Ben Willmott, Head of Public Policy at the CIPD, commented:
"Genuine proposals to simplify employment law and reform the employment tribunal system are welcome - but where it comes to 'protected conversations' the Government needs to beware the spectre of unintended consequences.
"Plans to ensure that all claims go to Acas to be offered conciliation before going to an employment tribunal are sensible and will help reduce claimant numbers, as will plans to simplify the use of compromise agreements and to encourage greater use of mediation.
"However, proposals to introduce some form of 'protected conversation' to allow employers to discuss issues like retirement and poor performance without fear of a tribunal claim, while well meant, are likely to actually increase confusion among employers, add to red tape and generate additional legal disputes. By offering false comfort, the Government risks creating a field day for employment lawyers and a nightmare for businesses.

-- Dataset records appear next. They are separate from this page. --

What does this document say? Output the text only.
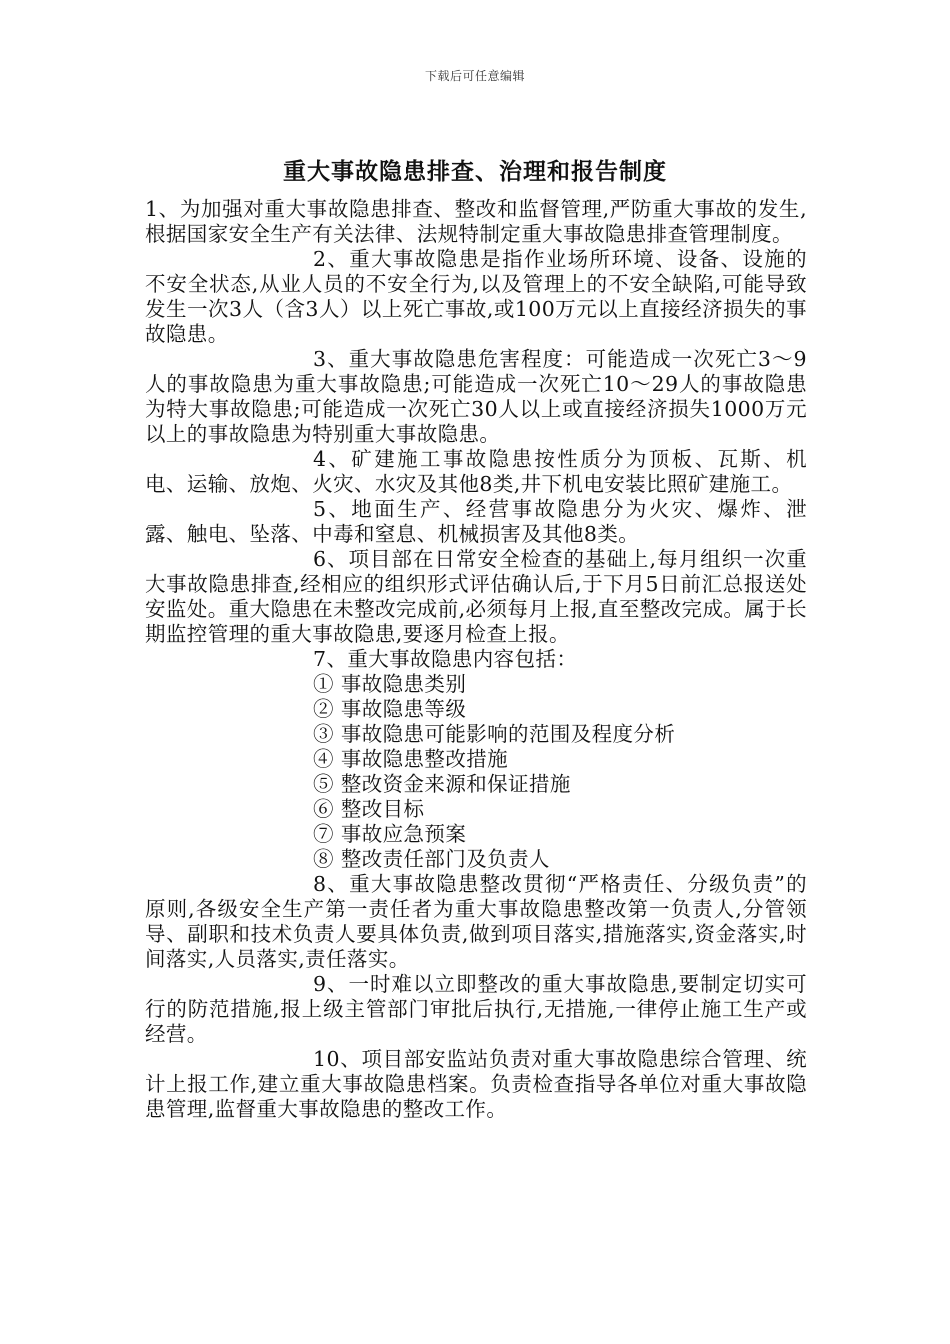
下载后可任意编辑
重大事故隐患排查、治理和报告制度

1、为加强对重大事故隐患排查、整改和监督管理,严防重大事故的发生,根据国家安全生产有关法律、法规特制定重大事故隐患排查管理制度。

2、重大事故隐患是指作业场所环境、设备、设施的不安全状态,从业人员的不安全行为,以及管理上的不安全缺陷,可能导致发生一次3人（含3人）以上死亡事故,或100万元以上直接经济损失的事故隐患。

3、重大事故隐患危害程度：可能造成一次死亡3～9人的事故隐患为重大事故隐患;可能造成一次死亡10～29人的事故隐患为特大事故隐患;可能造成一次死亡30人以上或直接经济损失1000万元以上的事故隐患为特别重大事故隐患。

4、矿建施工事故隐患按性质分为顶板、瓦斯、机电、运输、放炮、火灾、水灾及其他8类,井下机电安装比照矿建施工。

5、地面生产、经营事故隐患分为火灾、爆炸、泄露、触电、坠落、中毒和窒息、机械损害及其他8类。

6、项目部在日常安全检查的基础上,每月组织一次重大事故隐患排查,经相应的组织形式评估确认后,于下月5日前汇总报送处安监处。重大隐患在未整改完成前,必须每月上报,直至整改完成。属于长期监控管理的重大事故隐患,要逐月检查上报。

7、重大事故隐患内容包括：

① 事故隐患类别

② 事故隐患等级

③ 事故隐患可能影响的范围及程度分析

④ 事故隐患整改措施

⑤ 整改资金来源和保证措施

⑥ 整改目标

⑦ 事故应急预案

⑧ 整改责任部门及负责人

8、重大事故隐患整改贯彻“严格责任、分级负责”的原则,各级安全生产第一责任者为重大事故隐患整改第一负责人,分管领导、副职和技术负责人要具体负责,做到项目落实,措施落实,资金落实,时间落实,人员落实,责任落实。

9、一时难以立即整改的重大事故隐患,要制定切实可行的防范措施,报上级主管部门审批后执行,无措施,一律停止施工生产或经营。

10、项目部安监站负责对重大事故隐患综合管理、统计上报工作,建立重大事故隐患档案。负责检查指导各单位对重大事故隐患管理,监督重大事故隐患的整改工作。
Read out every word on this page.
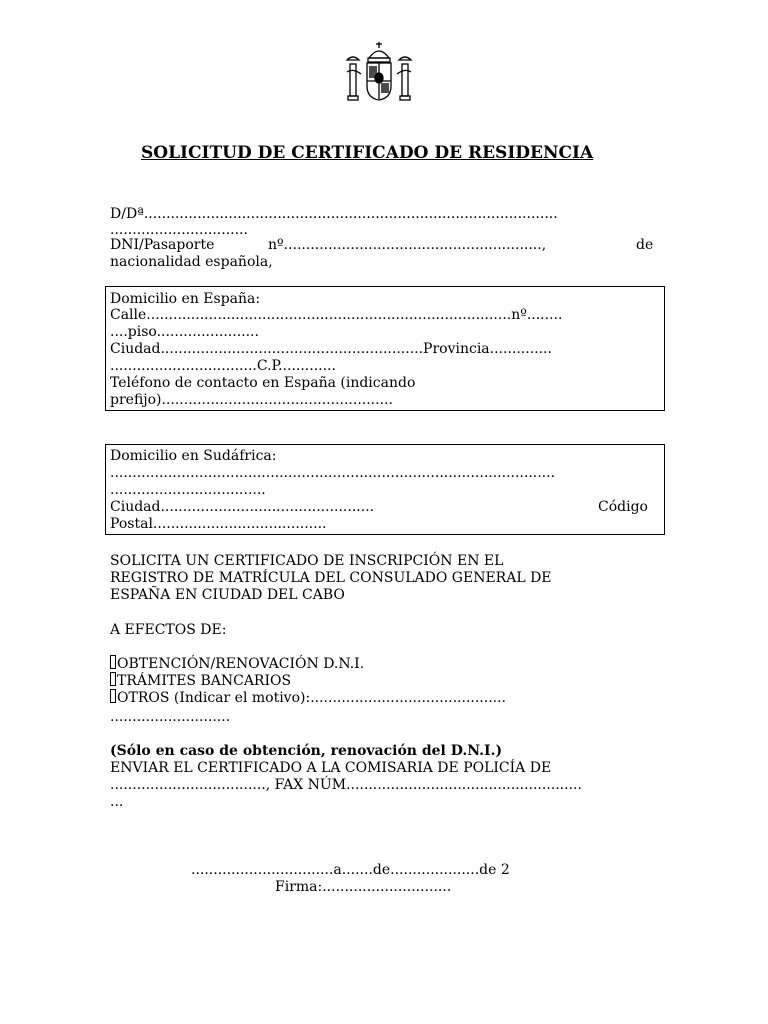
SOLICITUD DE CERTIFICADO DE RESIDENCIA
D/Dª.............................................................................................
...............................
DNI/Pasaporte	nº..........................................................,	de
nacionalidad española,
Domicilio en España:
Calle..................................................................................nº........
....piso.......................
Ciudad...........................................................Provincia..............
.................................C.P.............
Teléfono de contacto en España (indicando
prefijo)....................................................
Domicilio en Sudáfrica:
....................................................................................................
...................................
Ciudad................................................	Código
Postal.......................................
SOLICITA UN CERTIFICADO DE INSCRIPCIÓN EN EL
REGISTRO DE MATRÍCULA DEL CONSULADO GENERAL DE
ESPAÑA EN CIUDAD DEL CABO
A EFECTOS DE:
OBTENCIÓN/RENOVACIÓN D.N.I.
TRÁMITES BANCARIOS
OTROS (Indicar el motivo):............................................
...........................
(Sólo en caso de obtención, renovación del D.N.I.)
ENVIAR EL CERTIFICADO A LA COMISARIA DE POLICÍA DE
..................................., FAX NÚM.....................................................
...
................................a.......de....................de 2
Firma:.............................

"In the same way, the increase in the unfair dismissal qualification period from one year to two years is a poor policy call. There is no evidence that it will have any significant impact on reducing the number of employment tribunal claims or support the labour market in anyway. Both these measures risk making excuses for poor managers - who will cost firms far more in the form of demotivated, unproductive workers than they will in tribunals.
"Failings in management and leadership that hit UK productivity and leave us lagging our international competitors are a far greater brake on growth than UK employment law, and the legally fraught idea of creating notionally 'protected' conversations and increasing to two years the period in which employees are not covered by unfair dismissal law, risk making a bad problem worse."